It's the middle of the night and your baby wakes up crying, again!
Leaving him alone to "cry it out" is hard to do, but it's exactly what brand new research finds is best for everyone, especially the baby.
It's the sound every parent dreads, a crying baby at 4 a-m
Chris Stokes, father of 17 month old Zayden remembers it well.
"We'd wake up and hold him and give him a bottle just lay back down with him until he went back to sleep."
But that's exactly what you shouldn't do according to a new study by Psychologist Doctor Marsha Weinraub.
"Mothers
who rush to their babies in the middle of the night because they are
crying are doing a disservice to their babies.
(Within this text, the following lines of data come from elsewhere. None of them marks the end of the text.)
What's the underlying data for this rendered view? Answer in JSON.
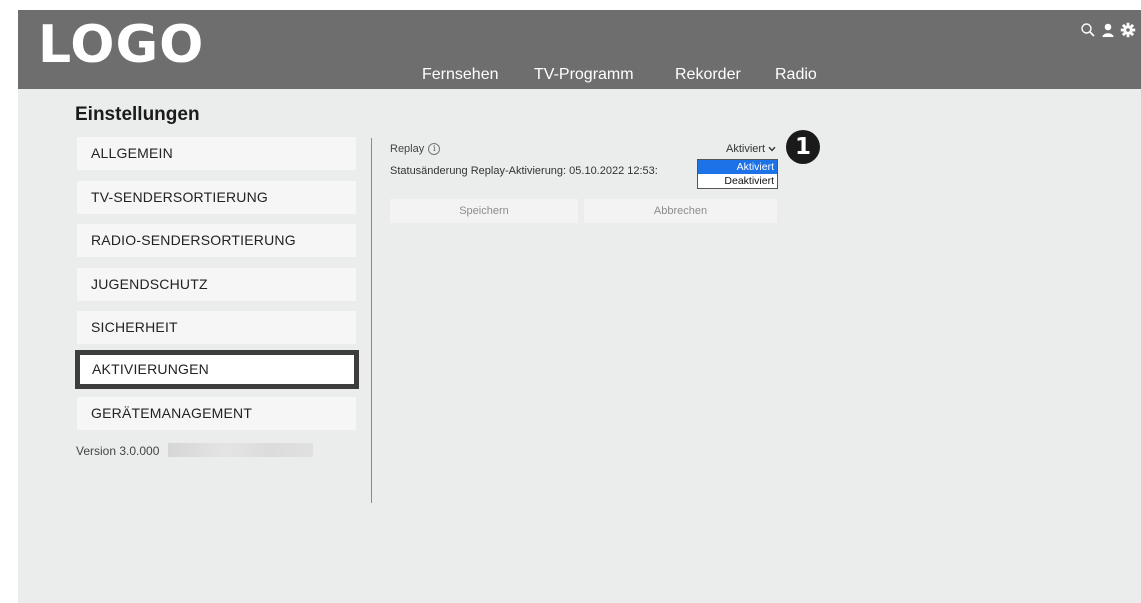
{
  "header": {
    "logo": "LOGO",
    "nav": [
      "Fernsehen",
      "TV-Programm",
      "Rekorder",
      "Radio"
    ],
    "icons": [
      "search-icon",
      "user-icon",
      "gear-icon"
    ]
  },
  "page": {
    "title": "Einstellungen"
  },
  "sidebar": {
    "items": [
      {
        "label": "ALLGEMEIN",
        "active": false
      },
      {
        "label": "TV-SENDERSORTIERUNG",
        "active": false
      },
      {
        "label": "RADIO-SENDERSORTIERUNG",
        "active": false
      },
      {
        "label": "JUGENDSCHUTZ",
        "active": false
      },
      {
        "label": "SICHERHEIT",
        "active": false
      },
      {
        "label": "AKTIVIERUNGEN",
        "active": true
      },
      {
        "label": "GERÄTEMANAGEMENT",
        "active": false
      }
    ],
    "version": "Version 3.0.000"
  },
  "main": {
    "replay_label": "Replay",
    "info_icon": "i",
    "status_text": "Statusänderung Replay-Aktivierung: 05.10.2022 12:53:",
    "select": {
      "value": "Aktiviert",
      "options": [
        "Aktiviert",
        "Deaktiviert"
      ],
      "highlighted": "Aktiviert",
      "highlight_color": "#1e72e8"
    },
    "marker": "1",
    "buttons": {
      "save": "Speichern",
      "cancel": "Abbrechen"
    }
  },
  "colors": {
    "header_bg": "#6e6e6e",
    "page_bg": "#ebeded",
    "active_border": "#3d3d3d"
  }
}
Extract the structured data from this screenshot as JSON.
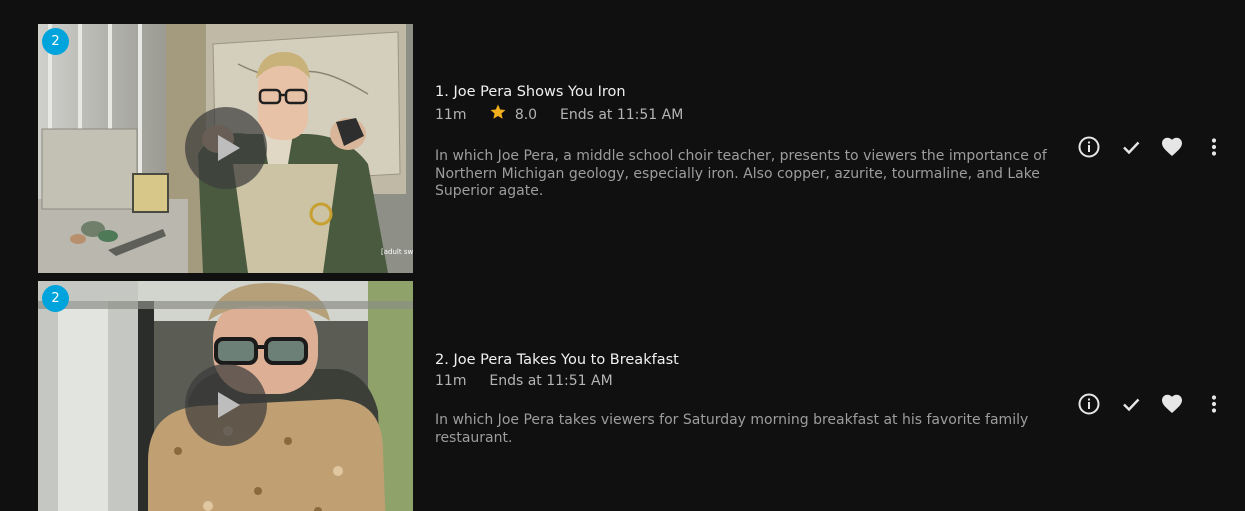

They're interfering with
their babies ability to learn to self soothe the way the rest of us do."
Dr.
wWinraub says babies who have trouble falling back to sleep are
generally fussy, have overly attentive mothers and are breast fed, used to falling asleep in their mother's arms.
"You wouldn't want to go to sleep in a cold bed either if you've been used to sleeping in arms."
They also tend to be male.
"It could be that boys in general are more fussy."
But
whatever the reason, the doctor says babies must learn to fall back to
sleep without being held or nursed and the study finds no harm to the
mother child relationship.
"It's very painful it's tugging at your heartstrings but you have to say that's my baby and she's learning a new skill."
"There is something inside that is just like 'no you gotta get up'."
"Parents have to learn to hold back."